In 2010, Johnson compared PM who didn’t quit to ‘illegal settler lashed to radiator’

British premier wrote column likening Gordon Brown ‘holed up in Downing Street’ to Israeli refusing to leave Sinai in 1982; Cabinet resignations mount as UK leader clings to power

British Prime Minister Boris Johnson leaves 10 Downing Street in London, July 6, 2022 (AP Photo/Frank Augstein)
British Prime Minister Boris Johnson leaves 10 Downing Street in London, July 6, 2022 (AP Photo/Frank Augstein)

As British Prime Minister Boris Johnson refused to resign on Thursday, digging in his heels even as dozens of officials quit, it emerged that in 2010 he compared Gordon Brown to “an illegal settler in the Sinai Desert” when the then-premier remained in his position as coalition talks were held.

“The whole thing is unbelievable. As I write these words, Gordon Brown is still holed up in Downing Street. He is like some illegal settler in the Sinai desert, lashing himself to the radiator,” Johnson wrote in a column for Britain’s The Telegraph.

“Isn’t there someone – the Queen’s Private Secretary, the nice policeman on the door of No 10 – whose job it is to tell him that the game is up?” Johnson wrote.

Egypt regained the Sinai Peninsula through the Camp David peace accords with Israel, and the Israeli settlements there were all dismantled by 1982.

However, many of the settlers were resistant to leaving and some had to be forcibly removed by Israeli forces amid clashes.

Johnson wrote the 2010 column while serving as Mayor of London, during a three-day period when Brown was interim prime minister and government negotiations were taking place after elections returned a hung parliament, with no clear winner.

Settlers resisting evacuation from the settlement of Yamit in the Sinai Peninsula, 1982 (GPO/Beni Tel Or)

Brown announced his resignation a day after the column was published when he concluded that he would not be able to form a government.

He was eventually succeeded as prime minister by then-Conservative Party leader David Cameron, a contemporary of Johnson from school and university.

The column was read aloud in full on Times Radio on Thursday morning, as Johnson rejected clamors for his resignation from his Cabinet and across the Conservative Party, and previously loyal allies urged him to go after yet another scandal engulfed his leadership.
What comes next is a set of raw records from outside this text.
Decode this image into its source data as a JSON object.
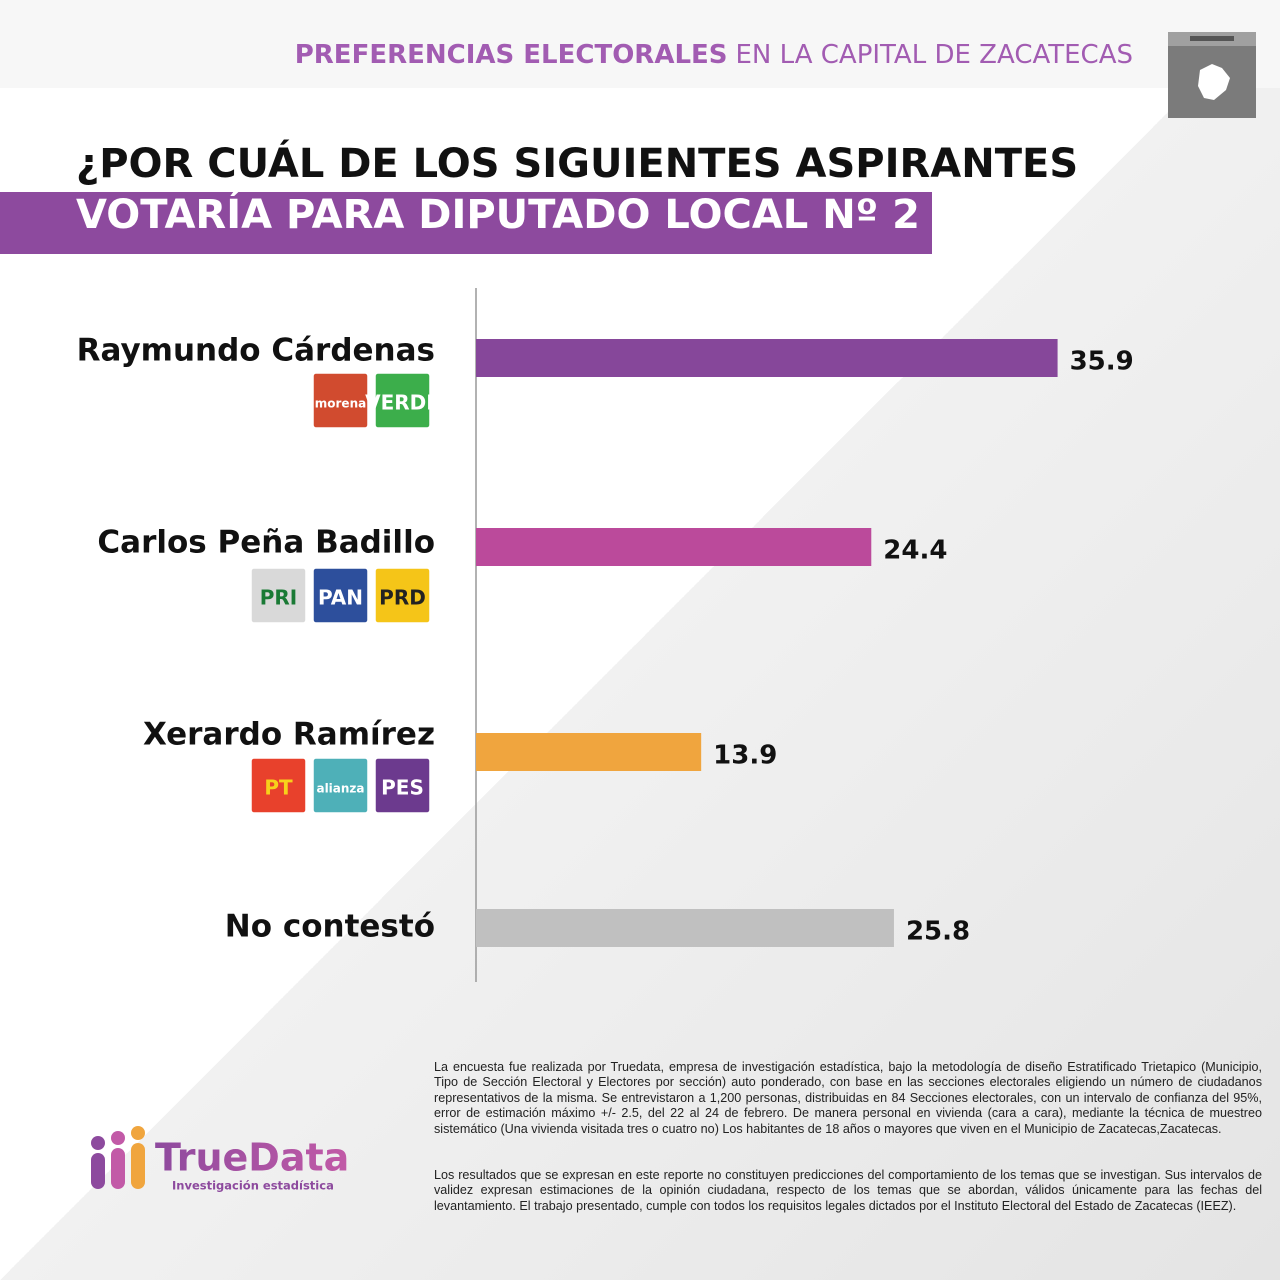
{
  "header": {
    "bold": "PREFERENCIAS ELECTORALES",
    "rest": "EN LA CAPITAL DE ZACATECAS"
  },
  "question": {
    "line1": "¿POR CUÁL DE LOS SIGUIENTES ASPIRANTES",
    "line2": "VOTARÍA PARA DIPUTADO LOCAL Nº 2 ?"
  },
  "chart_data": {
    "type": "bar",
    "orientation": "horizontal",
    "categories": [
      "Raymundo Cárdenas",
      "Carlos Peña Badillo",
      "Xerardo Ramírez",
      "No contestó"
    ],
    "values": [
      35.9,
      24.4,
      13.9,
      25.8
    ],
    "colors": [
      "#86479a",
      "#bb4a9b",
      "#f0a53e",
      "#c0c0c0"
    ],
    "xlim": [
      0,
      45
    ],
    "party_logos": [
      [
        "morena",
        "VERDE"
      ],
      [
        "PRI",
        "PAN",
        "PRD"
      ],
      [
        "PT",
        "alianza",
        "PES"
      ]
    ]
  },
  "logo": {
    "name": "TrueData",
    "tagline": "Investigación estadística"
  },
  "footnote": [
    "La encuesta fue realizada por Truedata, empresa de investigación estadística, bajo la metodología de diseño Estratificado Trietapico (Municipio, Tipo de Sección Electoral y Electores por sección) auto ponderado, con base en las secciones electorales eligiendo un número de ciudadanos representativos de la misma. Se entrevistaron a 1,200 personas, distribuidas en 84 Secciones electorales, con un intervalo de confianza del 95%, error de estimación máximo +/- 2.5, del 22 al 24 de febrero. De manera personal en vivienda (cara a cara), mediante la técnica de muestreo sistemático (Una vivienda visitada tres o cuatro no) Los habitantes de 18 años o mayores que viven en el Municipio de Zacatecas,Zacatecas.",
    "Los resultados que se expresan en este reporte no constituyen predicciones del comportamiento de los temas que se investigan. Sus intervalos de validez expresan estimaciones de la opinión ciudadana, respecto de los temas que se abordan, válidos únicamente para las fechas del levantamiento. El trabajo presentado, cumple con todos los requisitos legales dictados por el Instituto Electoral del Estado de Zacatecas (IEEZ)."
  ]
}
Gordon Brown, former prime minister of the United Kingdom, holds a news conference, September 16, 2016, at UN headquarters. (AP Photo/Bebeto Matthews)

A group of Johnson’s most trusted Cabinet ministers visited him at his office in Downing Street Wednesday, telling him to stand down after losing the trust of his party. But Johnson instead opted to fight for his political career and fired one of the Cabinet officials, Michael Gove.
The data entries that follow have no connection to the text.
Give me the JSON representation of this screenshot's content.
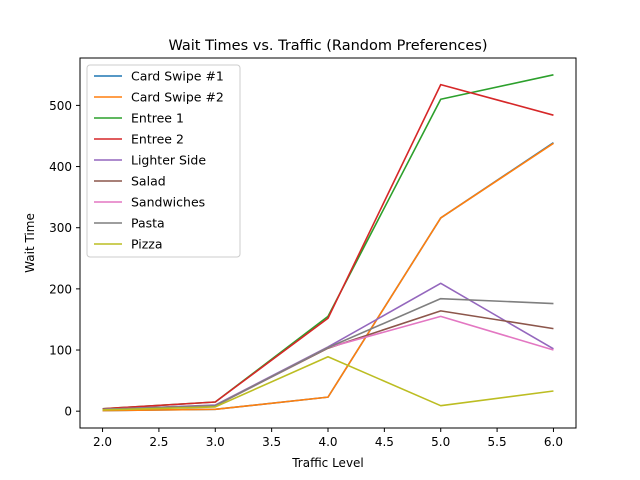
{
  "chart_data": {
    "type": "line",
    "title": "Wait Times vs. Traffic (Random Preferences)",
    "xlabel": "Traffic Level",
    "ylabel": "Wait Time",
    "xlim": [
      1.8,
      6.2
    ],
    "ylim": [
      -27.5,
      577.5
    ],
    "xticks": [
      "2.0",
      "2.5",
      "3.0",
      "3.5",
      "4.0",
      "4.5",
      "5.0",
      "5.5",
      "6.0"
    ],
    "yticks": [
      "0",
      "100",
      "200",
      "300",
      "400",
      "500"
    ],
    "grid": false,
    "legend_position": "upper left",
    "x": [
      2.0,
      3.0,
      4.0,
      5.0,
      6.0
    ],
    "series": [
      {
        "name": "Card Swipe #1",
        "color": "#1f77b4",
        "values": [
          1,
          3,
          23,
          316,
          439
        ]
      },
      {
        "name": "Card Swipe #2",
        "color": "#ff7f0e",
        "values": [
          1,
          3,
          23,
          316,
          438
        ]
      },
      {
        "name": "Entree 1",
        "color": "#2ca02c",
        "values": [
          4,
          15,
          155,
          510,
          550
        ]
      },
      {
        "name": "Entree 2",
        "color": "#d62728",
        "values": [
          4,
          15,
          152,
          534,
          484
        ]
      },
      {
        "name": "Lighter Side",
        "color": "#9467bd",
        "values": [
          3,
          10,
          105,
          209,
          102
        ]
      },
      {
        "name": "Salad",
        "color": "#8c564b",
        "values": [
          3,
          9,
          103,
          164,
          135
        ]
      },
      {
        "name": "Sandwiches",
        "color": "#e377c2",
        "values": [
          3,
          9,
          104,
          155,
          100
        ]
      },
      {
        "name": "Pasta",
        "color": "#7f7f7f",
        "values": [
          3,
          9,
          104,
          184,
          176
        ]
      },
      {
        "name": "Pizza",
        "color": "#bcbd22",
        "values": [
          2,
          7,
          89,
          9,
          33
        ]
      }
    ]
  }
}
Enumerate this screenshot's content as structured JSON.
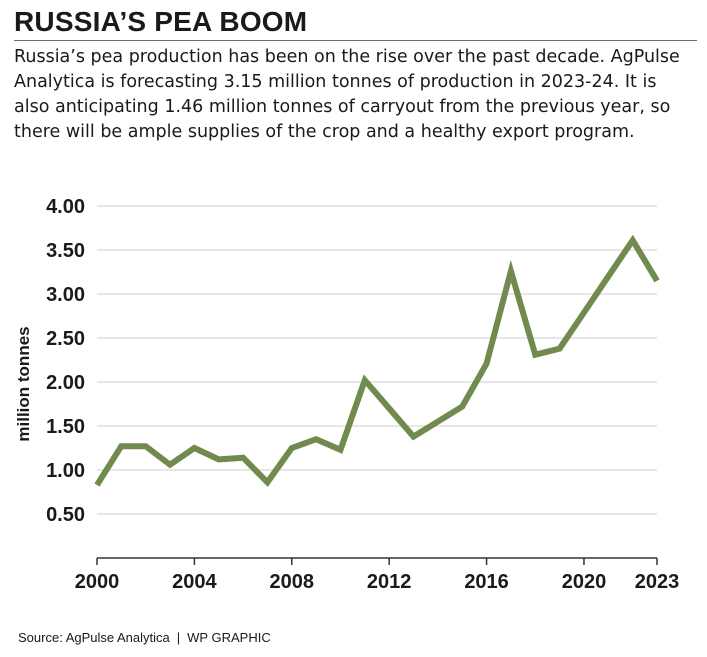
{
  "header": {
    "title": "RUSSIA’S PEA BOOM",
    "description": "Russia’s pea production has been on the rise over the past decade. AgPulse Analytica is forecasting 3.15 million tonnes of production in 2023-24. It is also anticipating 1.46 million tonnes of carryout from the previous year, so there will be ample supplies of the crop and a healthy export program."
  },
  "footer": {
    "source": "Source: AgPulse Analytica",
    "separator": "|",
    "credit": "WP GRAPHIC"
  },
  "chart_data": {
    "type": "line",
    "title": "",
    "xlabel": "",
    "ylabel": "million tonnes",
    "x": [
      2000,
      2001,
      2002,
      2003,
      2004,
      2005,
      2006,
      2007,
      2008,
      2009,
      2010,
      2011,
      2012,
      2013,
      2014,
      2015,
      2016,
      2017,
      2018,
      2019,
      2020,
      2021,
      2022,
      2023
    ],
    "series": [
      {
        "values": [
          0.83,
          1.27,
          1.27,
          1.06,
          1.25,
          1.12,
          1.14,
          0.86,
          1.25,
          1.35,
          1.23,
          2.02,
          1.7,
          1.38,
          1.55,
          1.72,
          2.21,
          3.26,
          2.31,
          2.38,
          2.79,
          3.2,
          3.61,
          3.15
        ],
        "color": "#718b4e"
      }
    ],
    "xlim": [
      2000,
      2023
    ],
    "ylim": [
      0,
      4.0
    ],
    "x_ticks": [
      "2000",
      "2004",
      "2008",
      "2012",
      "2016",
      "2020",
      "2023"
    ],
    "y_ticks": [
      "0.50",
      "1.00",
      "1.50",
      "2.00",
      "2.50",
      "3.00",
      "3.50",
      "4.00"
    ],
    "grid": true,
    "legend": "none"
  }
}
As of early Thursday, four Cabinet ministers had quit — the latest was Northern Ireland Secretary Brandon Lewis, who told Johnson in his resignation letter that “we are… past the point of no return. I cannot sacrifice my personal integrity to defend things as they stand now.”

Some 40 junior government officials have also left amid a furor over Johnson’s handling of sexual misconduct allegations against a senior official that was the latest in a long line of issues that have made Conservative lawmakers uncomfortable.

“He’s breached the trust that was put in him. He needs to recognize that he no longer has the moral authority to lead. And for him, it’s over,” Scottish National Party leader Ian Blackford told The Associated Press.

Johnson cannot continue because his government has not even got ministers to attend to regular Parliament business after so many resigned, Blackford added.

A woman knocks the front door of 10 Downing Street in London, July 6, 2022 (AP Photo/Frank Augstein)

Johnson’s future remains extremely uncertain. So far, most Cabinet officials have remained in their positions but a mass walkout by the Cabinet could force his hand if that leaves him unable to run a functioning government.

If Johnson still refuses to resign, the Conservatives could oust him by potentially triggering a new no-confidence vote.